We talked about four aspects of worship: the nature of Quaker worship, silence and stillness, ministry, and silence and ministry in our daily lives. Mostly we referred to sections from QF&P, and George Gorman’s ‘The Amazing Fact of Quaker Worship’.

We thought about silence and stillness in terms of prayer, drawing on George Gorman p.37 (centring down) and p.39 (the ‘gathered meeting’). I’m so sorry I can’t quote these because I went and lent my copy to someone! In 1937 Rufus Jones wrote of ‘the intensified hush’:

QF&P 2.16
[The early Friends] made the discovery that silence is one of the best preparations for communion [with God] and for the reception of inspiration and guidance. Silence itself, of course, has no magic. It may be just sheer emptiness, absence of words or noise or music. It may be an occasion for slumber, or it may be a dead form. But it may be an intensified pause, a vitalised hush, a creative quiet, an actual moment of mutual and reciprocal correspondence with God.
Rufus Jones, 1937
In the ‘ministry’ aspect we thought about ministry from three angles: in Meeting for Worship, practical ministry (to minister = to serve), and outreach. Mainly but not completely we focused on ministry in Meeting for Worship, both vocal and non-vocal.
QF&P 10.05
We recognise a variety of ministries. In our worship these include those who speak under the guidance of the Spirit, and those who receive and uphold the work of the Spirit in silence and prayer. We also recognise as ministry service on our many committees, hospitality and childcare, the care of finance and premises, and many other tasks. We value those whose ministry is not in an appointed task but is in teaching, counselling, listening, prayer, enabling the service of others, or other service in the meeting or the world.
The purpose of all our ministry is to lead us and other people into closer communion with God and to enable us to carry out those tasks which the Spirit lays upon us.
London Yearly Meeting, 1986
QF&P 2.66
Ministry is what is on one’s soul, and it can be in direct contradiction to what is on one’s mind. It’s what the Inner Light gently pushes you toward or suddenly dumps in your lap.
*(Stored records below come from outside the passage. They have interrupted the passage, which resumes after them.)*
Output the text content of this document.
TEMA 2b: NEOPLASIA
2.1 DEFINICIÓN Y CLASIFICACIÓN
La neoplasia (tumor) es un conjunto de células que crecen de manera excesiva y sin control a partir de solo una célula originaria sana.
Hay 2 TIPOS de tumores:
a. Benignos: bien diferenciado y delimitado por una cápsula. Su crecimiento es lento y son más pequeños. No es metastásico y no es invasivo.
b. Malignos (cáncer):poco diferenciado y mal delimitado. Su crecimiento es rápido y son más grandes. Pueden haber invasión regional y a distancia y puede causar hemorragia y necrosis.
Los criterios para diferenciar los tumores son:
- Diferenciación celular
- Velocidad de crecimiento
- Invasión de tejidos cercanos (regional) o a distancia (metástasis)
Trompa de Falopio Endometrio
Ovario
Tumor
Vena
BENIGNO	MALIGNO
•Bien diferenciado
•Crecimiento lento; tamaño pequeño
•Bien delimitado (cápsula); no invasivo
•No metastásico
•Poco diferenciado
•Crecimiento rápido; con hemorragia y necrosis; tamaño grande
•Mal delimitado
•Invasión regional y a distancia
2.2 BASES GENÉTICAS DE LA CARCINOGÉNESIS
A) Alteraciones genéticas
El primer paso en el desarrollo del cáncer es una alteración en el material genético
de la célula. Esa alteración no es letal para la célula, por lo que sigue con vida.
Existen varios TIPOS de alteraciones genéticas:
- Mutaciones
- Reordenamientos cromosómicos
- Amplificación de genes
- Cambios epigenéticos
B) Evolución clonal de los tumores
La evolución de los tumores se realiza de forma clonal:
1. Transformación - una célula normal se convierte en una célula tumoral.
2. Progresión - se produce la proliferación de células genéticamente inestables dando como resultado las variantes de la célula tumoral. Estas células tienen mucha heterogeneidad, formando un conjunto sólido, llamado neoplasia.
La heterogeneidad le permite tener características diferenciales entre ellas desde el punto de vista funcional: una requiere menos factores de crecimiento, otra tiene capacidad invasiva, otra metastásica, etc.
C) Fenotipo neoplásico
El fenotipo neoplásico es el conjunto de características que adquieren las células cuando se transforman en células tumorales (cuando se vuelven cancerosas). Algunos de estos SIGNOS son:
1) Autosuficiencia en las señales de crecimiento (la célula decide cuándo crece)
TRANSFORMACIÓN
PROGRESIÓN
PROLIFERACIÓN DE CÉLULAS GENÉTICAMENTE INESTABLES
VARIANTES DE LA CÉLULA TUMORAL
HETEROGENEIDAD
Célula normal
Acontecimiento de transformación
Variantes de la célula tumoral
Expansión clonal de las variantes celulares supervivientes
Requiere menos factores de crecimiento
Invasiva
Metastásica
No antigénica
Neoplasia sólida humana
It is rooted in the eternity, divinity, and selflessness of the Inner Light; not in the worldly, egoistic functions of the conscious mind.
Marrianne McMullen, 1987
We acknowledged the challenges of worship in our daily lives.
QF&P 2.18, 2.20 and 2.21
Be still and cool in thy own mind …….
George Fox, 1658
Do you make a place in your daily life for reading, meditation, and waiting upon God in prayer, that you may know more of the presence and guidance of the Holy Spirit? Do you remember the need to pray for others, holding them in the presence of God?
Queries, 1964
I read that I was supposed to make ‘a place for inward retirement and waiting upon God’ in my daily life, as the Queries in those days expressed it… At last I began to realise, first that I needed some kind of inner peace, or inward retirement, or whatever name it might be called by; and then that these apparently stuffy old Friends were really talking sense. If I studied what they were trying to tell me, I might possibly find that the ‘place of inward retirement’ was not a place I had to go to, it was there all the time. I could know the ‘place of inward retirement’ wherever I was, or whatever I was doing, and find the spiritual refreshment for which, knowingly or unknowingly, I was longing, and hear the voice of God in my heart. Thus I began to realise that prayer was not a formality, or an obligation, it was a place which was there all the time and always available.
Elfrida Vipont Foulds, 1983
In small groups, we used the creative listening process to consider these four questions:
  1. What are you seeking in a Meeting for Worship?

  1. How do you ‘centre down’ or enter the silence? What gets in the way?

  1. How do you respond to ‘Quaker routines’ about ministry?

  1. Does your life feel different or changed from being associated with Friends? If so, how?